No empire, whatever its form, lasts forever. But knowledge of the sequence of capitalist centers tells us nothing of timing. Each successive new financial locus was embedded in successively larger powers able to operate militarily over larger areas and with more force. What then could replace the U.S.? The European Union has its effectiveness diluted by the many nationalisms within its sphere (and thus nationalism acts as a weakening agent for the EU whereas it is a strengthening agent for the U.S. and China). China’s economy is yet too small and retains capital controls, and its currency, the renminbi, isn’t fully convertible. U.S. Treasury bills remain the ultimate safe haven, as shown when investors poured into U.S. debt during crises such as the 2008 collapse, even when events in the U.S. are the trigger.
There are no other possible other contenders, and both the EU and China, as already discussed, are in no position to seriously challenge U.S. hegemony.
Here we have a collision of possibilities: The transcending of capitalism and transition to a new economic system or the decreasing functionality of the world capitalist system should it persist for several more decades. Given the resiliency of capitalism, and the many tools available to it (not least military power), the latter scenario can’t be ruled out although it might be unlikely.
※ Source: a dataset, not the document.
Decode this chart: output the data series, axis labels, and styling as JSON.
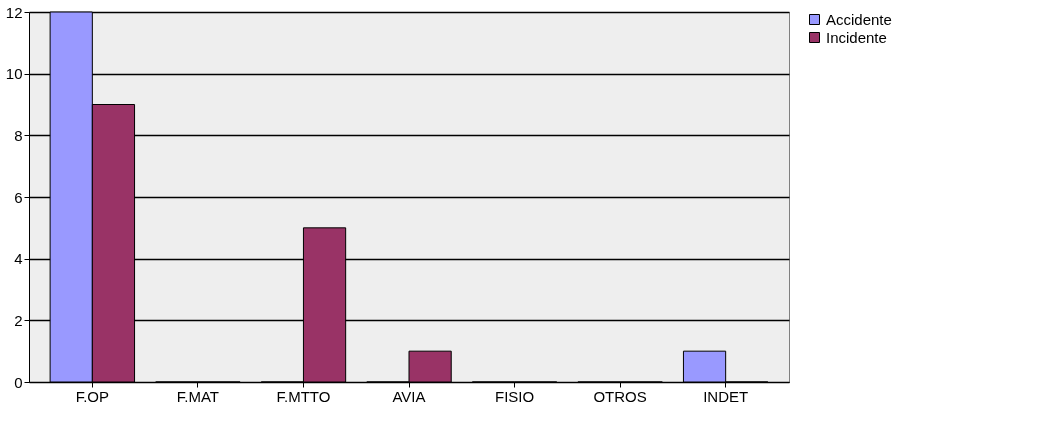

Making any prediction on the lifespan of capitalism is fraught with difficulty, not least because of the many predictions of its collapse for well over a century. But capitalism as a system requires infinite growth, quite impossible on a finite planet and all the more dire given there is almost no place on Earth remaining into which it can expand.
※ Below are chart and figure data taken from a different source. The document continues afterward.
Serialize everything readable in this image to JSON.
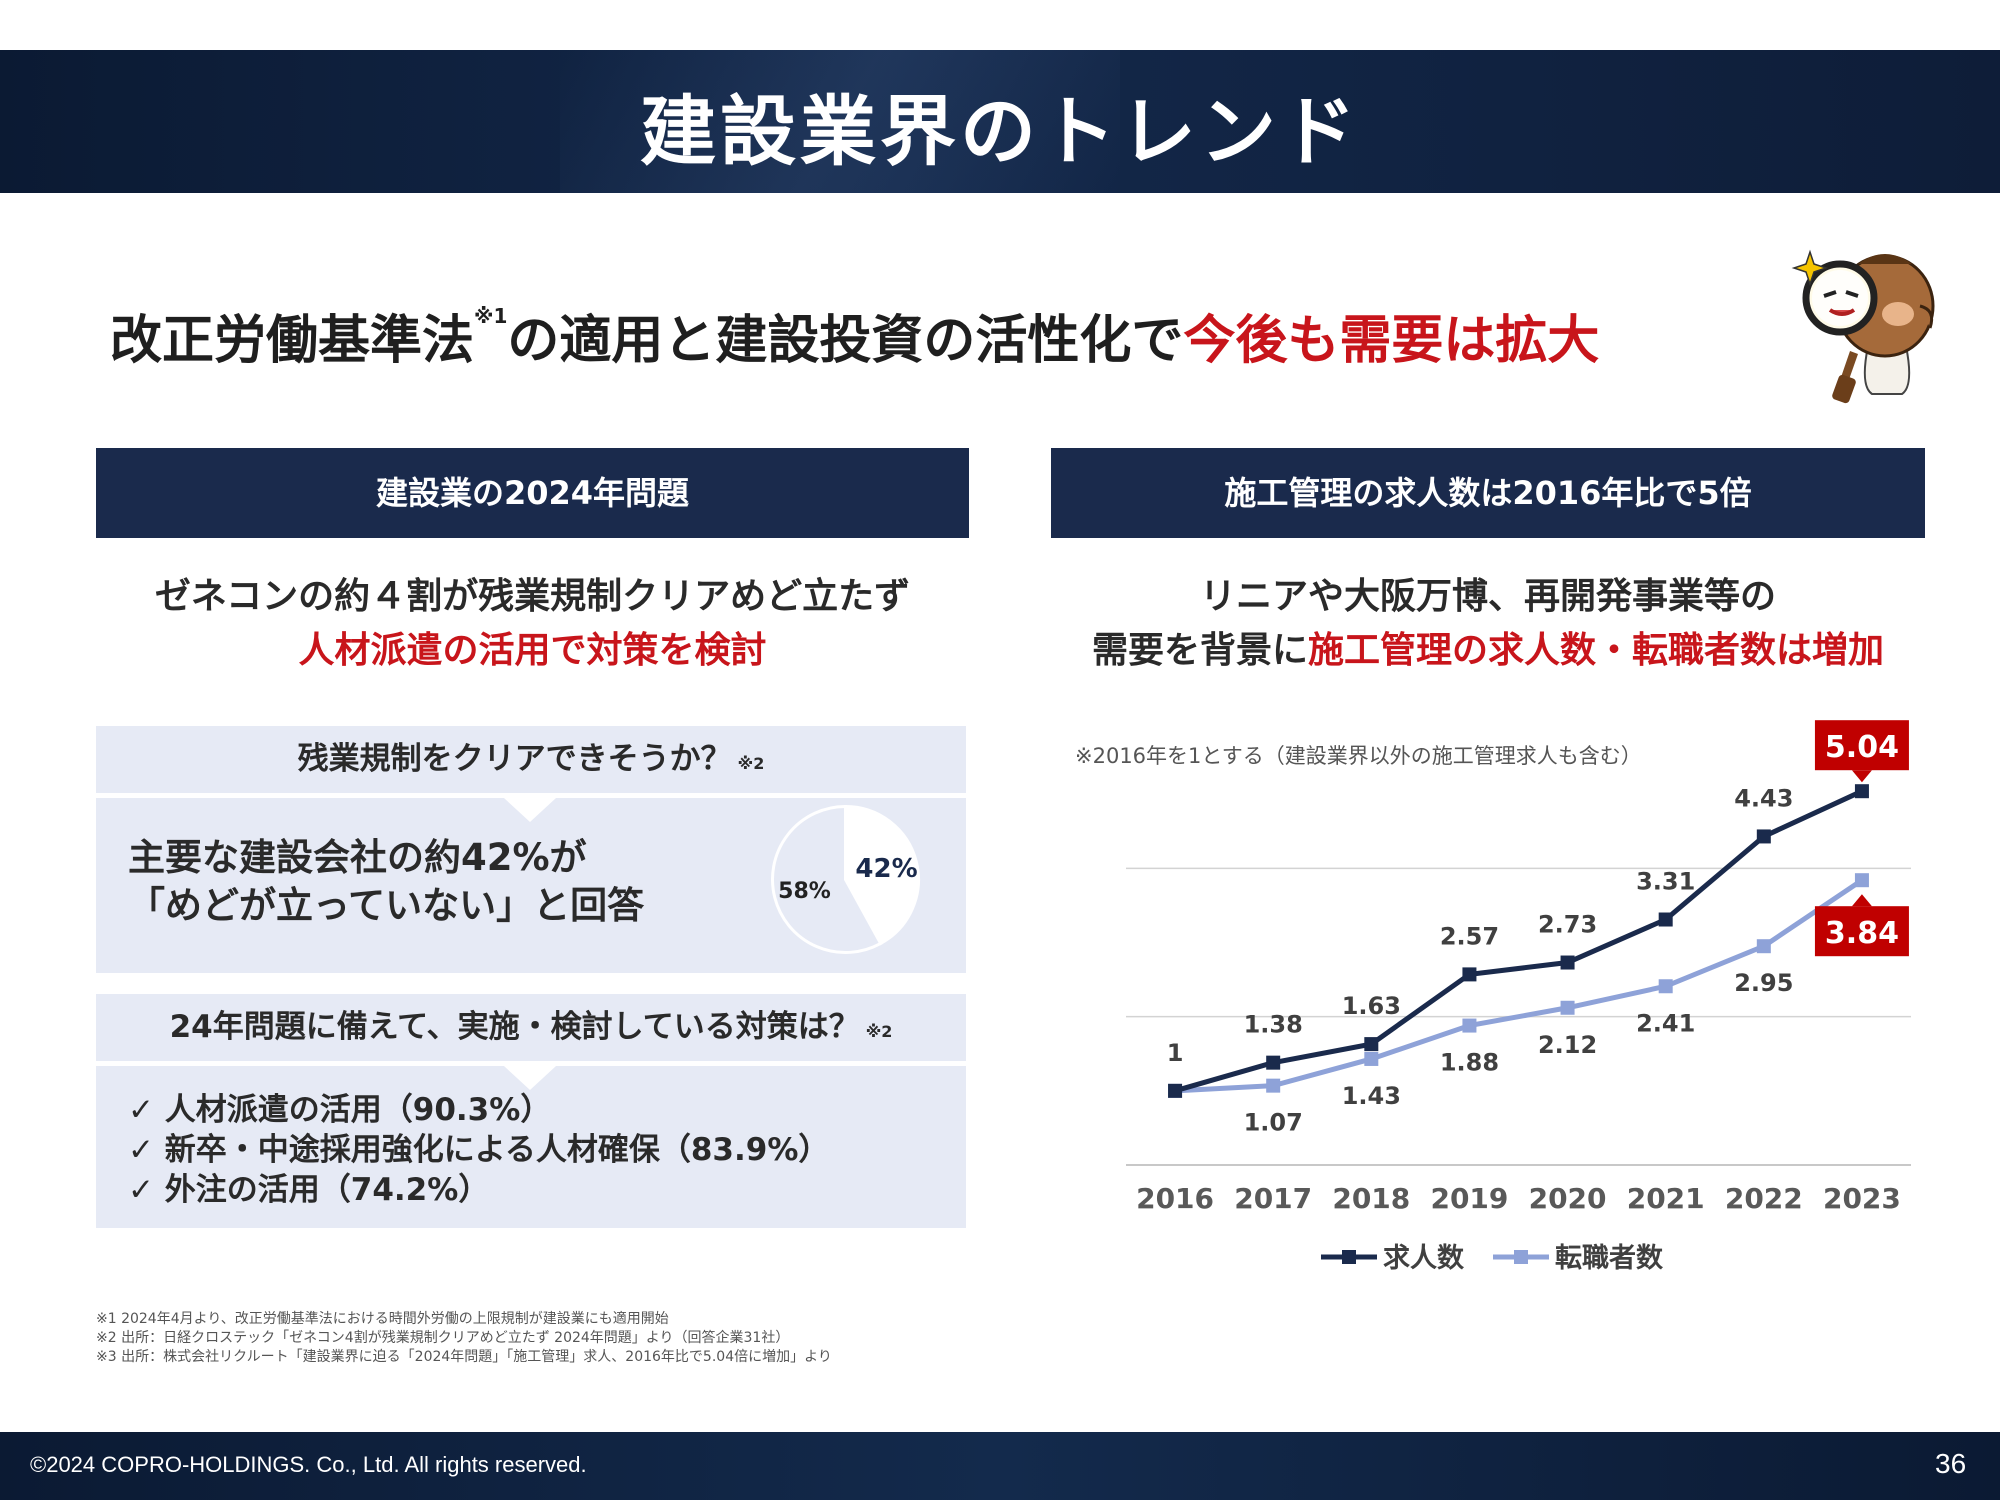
{
  "header": {
    "title": "建設業界のトレンド"
  },
  "headline": {
    "part1": "改正労働基準法",
    "note": "※1",
    "part2": "の適用と建設投資の活性化で",
    "highlight": "今後も需要は拡大"
  },
  "left_panel": {
    "title": "建設業の2024年問題",
    "sub_line1": "ゼネコンの約４割が残業規制クリアめど立たず",
    "sub_line2": "人材派遣の活用で対策を検討",
    "q1": "残業規制をクリアできそうか？",
    "q1_note": "※2",
    "answer_line1": "主要な建設会社の約42%が",
    "answer_line2": "「めどが立っていない」と回答",
    "pie": {
      "slices": [
        {
          "label": "42%",
          "value": 42,
          "color": "#ffffff"
        },
        {
          "label": "58%",
          "value": 58,
          "color": "#e6eaf5"
        }
      ]
    },
    "q2": "24年問題に備えて、実施・検討している対策は？",
    "q2_note": "※2",
    "measures": [
      "✓ 人材派遣の活用（90.3%）",
      "✓ 新卒・中途採用強化による人材確保（83.9%）",
      "✓ 外注の活用（74.2%）"
    ]
  },
  "right_panel": {
    "title": "施工管理の求人数は2016年比で5倍",
    "sub_line1": "リニアや大阪万博、再開発事業等の",
    "sub_line2_a": "需要を背景に",
    "sub_line2_b": "施工管理の求人数・転職者数は増加",
    "chart_note": "※2016年を1とする（建設業界以外の施工管理求人も含む）"
  },
  "chart_data": {
    "type": "line",
    "x": [
      "2016",
      "2017",
      "2018",
      "2019",
      "2020",
      "2021",
      "2022",
      "2023"
    ],
    "series": [
      {
        "name": "求人数",
        "values": [
          1,
          1.38,
          1.63,
          2.57,
          2.73,
          3.31,
          4.43,
          5.04
        ],
        "color": "#1a2a4c"
      },
      {
        "name": "転職者数",
        "values": [
          1,
          1.07,
          1.43,
          1.88,
          2.12,
          2.41,
          2.95,
          3.84
        ],
        "color": "#8ea2d8"
      }
    ],
    "ylim": [
      0,
      6
    ],
    "grid": true,
    "highlight_color": "#c00000",
    "legend_position": "bottom"
  },
  "footnotes": [
    "※1 2024年4月より、改正労働基準法における時間外労働の上限規制が建設業にも適用開始",
    "※2 出所：日経クロステック「ゼネコン4割が残業規制クリアめど立たず 2024年問題」より（回答企業31社）",
    "※3 出所：株式会社リクルート「建設業界に迫る「2024年問題」「施工管理」求人、2016年比で5.04倍に増加」より"
  ],
  "footer": {
    "copyright": "©2024 COPRO-HOLDINGS. Co., Ltd. All rights reserved.",
    "page": "36"
  }
}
Although we can’t know what the expiration date of capitalism will be, it will almost certainly be sometime in the current century. But it won’t be followed by something better without a global movement of movements working across borders with a conscious aim of bringing a better world into being. In the absence of such movements, capitalism is likely to hang on for decades to come. In that scenario, what country or bloc could replace the U.S. as the center? And would we want a new center to dictate to the rest of the world? In a world of economic democracy (what we can call socialism) where all nations and societies can develop in their own way, in harmony with the environment and without the need to expand, and with production done for human need rather than corporate profit, there would no global center or hegemon and no need for one. Capitalism, however, can’t function without a center that uses financial, military and all other means to keep itself in the saddle and the rest of the world in line.
Yes, the day of U.S. dethronement will come, as will the end of capitalism. But the former is not going to happen any time soon, however much millions around the world wish that to be so, and the latter is what we should be working toward. A better world is possible; a gentler and kinder capitalism with a different center is not.